Friday, February 10, 2006

Why I Hate ESPN

Really, ESPN used to be the coolest thing on the planet. Constant sports coverage of stuff you wanted to hear about, and funny sportscenter anchors. Now can I put up a list of shows and efforts they've made over the past few years?

1.) Playmakers? Seriously horrible show about professional football where everyone was taking drugs and shooting each other. Ray Karuth is Ray Karuth, but this show made it seem like everyone in the NFL was Ray Karuth. When you make a TV show, make sure it has good actors, and at least somewhat realistic plot lines ( if it's not a sitcom or purposely fake like pro wrestling). The fact is, male soap operas don't survive unless they come a similar form to pro wrestling.

2.) Stump the Schwab: This would have been a good idea, except that no one EVER won. If you want a successful game show, someone has to win occasionally. This guy they put on there had ridiculous sports knowledge oozing out of his head, plus if it is your FULL TIME JOB, and not the other person's job, no one should ever beat you at it.

3.) A series of horrible, horrible movies ( ummm 3, and Codebreakers, and Four Minutes, and a couple others I am forgetting) . All of these movies had bad actors attempting to play some real life sports hero, or reenacting some dramatic sports situation.

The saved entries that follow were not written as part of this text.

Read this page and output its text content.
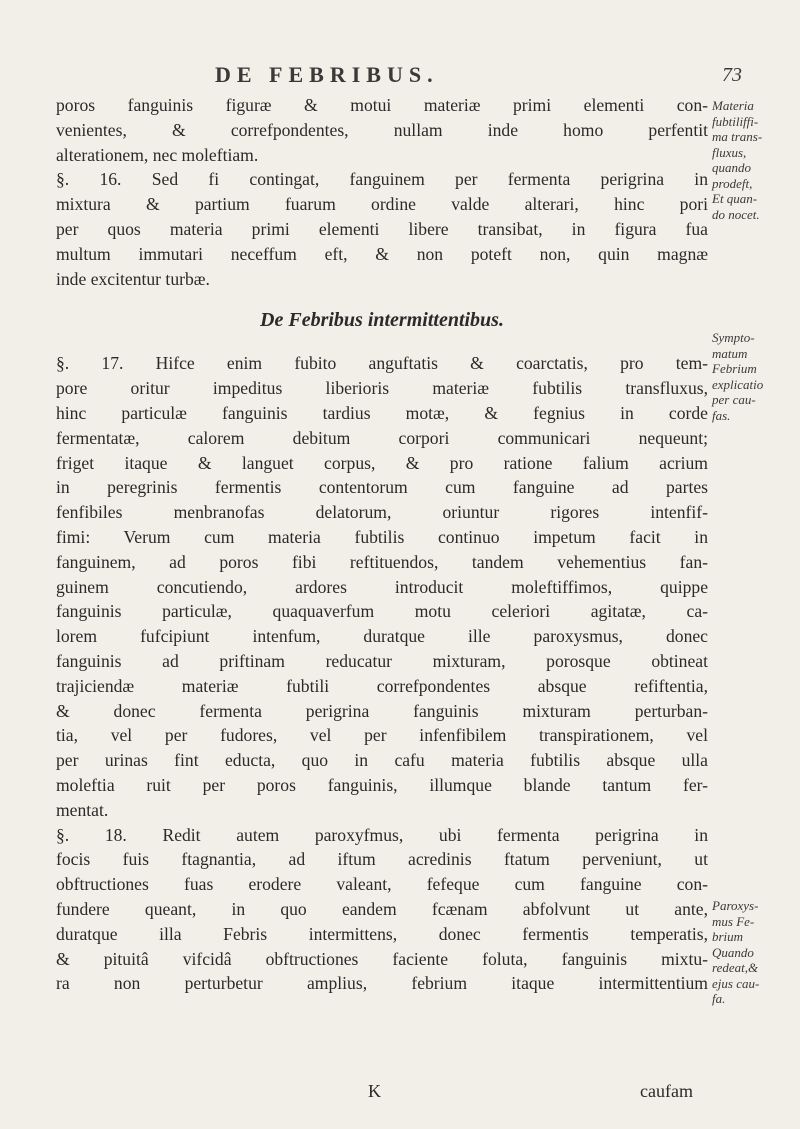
DE FEBRIBUS.	73
poros fanguinis figuræ & motui materiæ primi elementi con-
venientes, & correfpondentes, nullam inde homo perfentit
alterationem, nec moleftiam.
§. 16. Sed fi contingat, fanguinem per fermenta perigrina in
mixtura & partium fuarum ordine valde alterari, hinc pori
per quos materia primi elementi libere transibat, in figura fua
multum immutari neceffum eft, & non poteft non, quin magnæ
inde excitentur turbæ.
De Febribus intermittentibus.
§. 17. Hifce enim fubito anguftatis & coarctatis, pro tem-
pore oritur impeditus liberioris materiæ fubtilis transfluxus,
hinc particulæ fanguinis tardius motæ, & fegnius in corde
fermentatæ, calorem debitum corpori communicari nequeunt;
friget itaque & languet corpus, & pro ratione falium acrium
in peregrinis fermentis contentorum cum fanguine ad partes
fenfibiles menbranofas delatorum, oriuntur rigores intenfif-
fimi: Verum cum materia fubtilis continuo impetum facit in
fanguinem, ad poros fibi reftituendos, tandem vehementius fan-
guinem concutiendo, ardores introducit moleftiffimos, quippe
fanguinis particulæ, quaquaverfum motu celeriori agitatæ, ca-
lorem fufcipiunt intenfum, duratque ille paroxysmus, donec
fanguinis ad priftinam reducatur mixturam, porosque obtineat
trajiciendæ materiæ fubtili correfpondentes absque refiftentia,
& donec fermenta perigrina fanguinis mixturam perturban-
tia, vel per fudores, vel per infenfibilem transpirationem, vel
per urinas fint educta, quo in cafu materia fubtilis absque ulla
moleftia ruit per poros fanguinis, illumque blande tantum fer-
mentat.
§. 18. Redit autem paroxyfmus, ubi fermenta perigrina in
focis fuis ftagnantia, ad iftum acredinis ftatum perveniunt, ut
obftructiones fuas erodere valeant, fefeque cum fanguine con-
fundere queant, in quo eandem fcænam abfolvunt ut ante,
duratque illa Febris intermittens, donec fermentis temperatis,
& pituitâ vifcidâ obftructiones faciente foluta, fanguinis mixtu-
ra non perturbetur amplius, febrium itaque intermittentium
Materia
fubtiliffi-
ma trans-
fluxus,
quando
prodeft,
Et quan-
do nocet.
Sympto-
matum
Febrium
explicatio
per cau-
fas.
Paroxys-
mus Fe-
brium
Quando
redeat,&
ejus cau-
fa.
K	caufam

I think that 3 was the worst one, showing all the potential of late night Cinemax for plot quality and acting. Who decided that it would be smart for a sports news organization to start making movies?

4.) That "reality" show with the potential sports news anchors. This would have worked if these people had actually been given jobs or stayed with ESPN. The first winner's only moment of fame was doing an essay about basejumping. On a side note, kudos to several people who managed to spin off side careers (like the guy who ended up doing Dodgeball commentary on GSN) .

To continue the real theme of my blog, ESPN was a great sports news network, and that's all it was ever supposed to be. I want to drill a point into people's heads. THERE IS ONLY ONE, MAYBE TWO CHANNELS WORTH of sports news and events to cover at any point in time. ESPN is now spinning off side networks like the Simpsons spun off side characters. Is there some reason that bass fishing, bowling, and every other sport that 3 people care about need to get hours of daytime coverage? If you eliminated ESPN classic and just showed game reruns of the core sports (football, basketball, baseball) during the day I guarantee you viewership of ESPN/ESPN2 would increase! And the idea of ESPN U could make it if you just expanded pay per view coverage!

AND my cable bill would go down. ESPN's self righteous battle with Cox Cable (although I hate Cox as well) wouldn't have been necessary. Their costs are ballooning because of all these poorly thought out projects and failures!

And every time I see the "in" logo on ESPNs home page I want to scream. Seriously, why would I pay that money to see why Jay Bilas thinks that basketball teams foul too much in the last 2 minutes of the game? And they want money from me to see my local sports articles, when in reality they're just linked to the Post, which I can get for free anyway.

ESPN has ballooned out of control, and often times it seems to actually suck the life out of sports. The poor ideas of coming out with show after show of talking heads, too many networks, barring people from reading articles (seriously, if the Post doesn't charge for content, what makes you think that its a good idea? I can read Michael Wilbon for free, but not Jay Bilas? Are you making money off of this?), and treading in places they weren't meant to (movies) have all contributed to over-commercialisation in the network. None of the ideals that ESPN started with are there anymore. I don't watch Sportscenter anymore, and really I only tune into ESPN for game broadcasts and PTI. The only real good that ESPN.com does for me anymore is providing Page2 (since it continues to be more of an open forum for sportswriters) and factual information. Their website is way too cluttered to be considered useful at this point.

What I really want would be a channel that I would be perfectly willing to pay $10/month for that would broadcast solid sports, and the announcers would never even have say "That touchdown was brought to you by Mazda, who never drops the ball in the clutch!" But we can talk about that later.